The affordability of DeepSeek is a myth: The revolutionary AI actually cost $1.6 billion to develop

Author : Caleb Mar 16,2025

DeepSeek's new chatbot boasts a surprisingly capable AI, introducing itself with the simple yet intriguing statement: "Hi, I was created so you can ask anything and get an answer that might even surprise you."

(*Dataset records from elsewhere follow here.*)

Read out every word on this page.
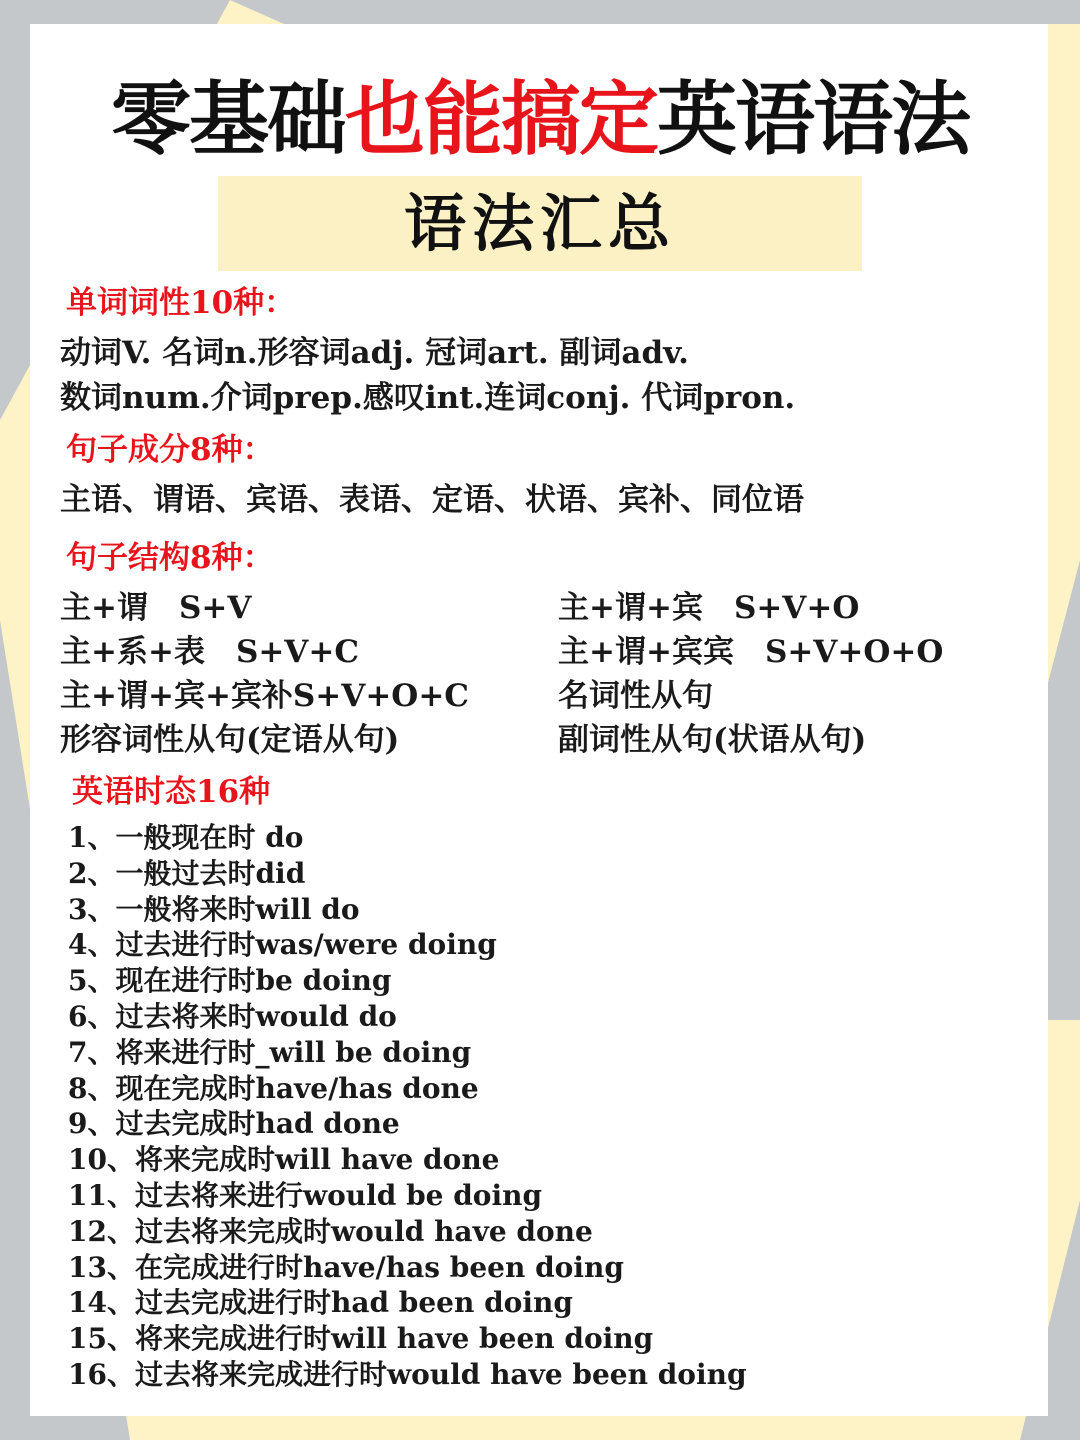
零基础也能搞定英语语法
语法汇总
单词词性10种：
动词V. 名词n.形容词adj. 冠词art. 副词adv.
数词num.介词prep.感叹int.连词conj. 代词pron.
句子成分8种：
主语、谓语、宾语、表语、定语、状语、宾补、同位语
句子结构8种：
主+谓　S+V
主+系+表　S+V+C
主+谓+宾+宾补S+V+O+C
形容词性从句(定语从句)
主+谓+宾　S+V+O
主+谓+宾宾　S+V+O+O
名词性从句
副词性从句(状语从句)
英语时态16种
1、一般现在时 do
2、一般过去时did
3、一般将来时will do
4、过去进行时was/were doing
5、现在进行时be doing
6、过去将来时would do
7、将来进行时_will be doing
8、现在完成时have/has done
9、过去完成时had done
10、将来完成时will have done
11、过去将来进行would be doing
12、过去将来完成时would have done
13、在完成进行时have/has been doing
14、过去完成进行时had been doing
15、将来完成进行时will have been doing
16、过去将来完成进行时would have been doing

This AI has quickly become a major player, even causing significant drops in NVIDIA's stock price. Its success stems from a unique combination of architecture and training methods, incorporating several innovative technologies:

  • Multi-token Prediction (MTP): Unlike traditional word-by-word prediction, MTP forecasts multiple words simultaneously, significantly improving both accuracy and efficiency.
  • Mixture of Experts (MoE): This architecture leverages multiple neural networks to process input, accelerating training and boosting performance. DeepSeek V3 utilizes 256 networks, activating eight for each token.
  • Multi-head Latent Attention (MLA): MLA repeatedly focuses on key sentence components, ensuring crucial details aren't missed, leading to a more nuanced understanding of the input.

DeepSeek Test

Image: ensigame.com

DeepSeek, a subsidiary of the Chinese hedge fund High-Flyer, initially claimed to have trained its powerful DeepSeek V3 neural network for a mere $6 million using 2048 GPUs. However, SemiAnalysis revealed a far more substantial infrastructure: approximately 50,000 Nvidia Hopper GPUs, including 10,000 H800s, 10,000 H100s, and additional H20s, distributed across multiple data centers. This translates to a server investment of roughly $1.6 billion and operational expenses estimated at $944 million.

DeepSeek V3

Image: ensigame.com

Unlike many startups relying on cloud computing, DeepSeek owns its data centers, providing greater control and faster innovation implementation. Its self-funded status further enhances agility and decision-making. The company's commitment to talent is also notable, with some researchers earning over $1.3 million annually, attracting top graduates from leading Chinese universities. The initial $6 million figure, therefore, only reflects pre-training GPU costs and significantly underrepresents the total investment exceeding $500 million.

DeepSeek

Image: ensigame.com

While DeepSeek's lean structure allows for efficient innovation compared to larger, more bureaucratic companies, its success is undeniably linked to substantial investment, technological breakthroughs, and a highly skilled team. The "revolutionary budget" claim, therefore, needs significant qualification. Nevertheless, DeepSeek’s costs remain significantly lower than competitors. For example, DeepSeek spent $5 million on R1, compared to ChatGPT's $100 million for ChatGPT4o.

DeepSeek

Image: ensigame.com

DeepSeek's story highlights the potential of a well-funded, independent AI company to compete effectively with established giants. However, it also underscores the reality that substantial investment, cutting-edge technology, and exceptional talent are key ingredients for success in this rapidly evolving field.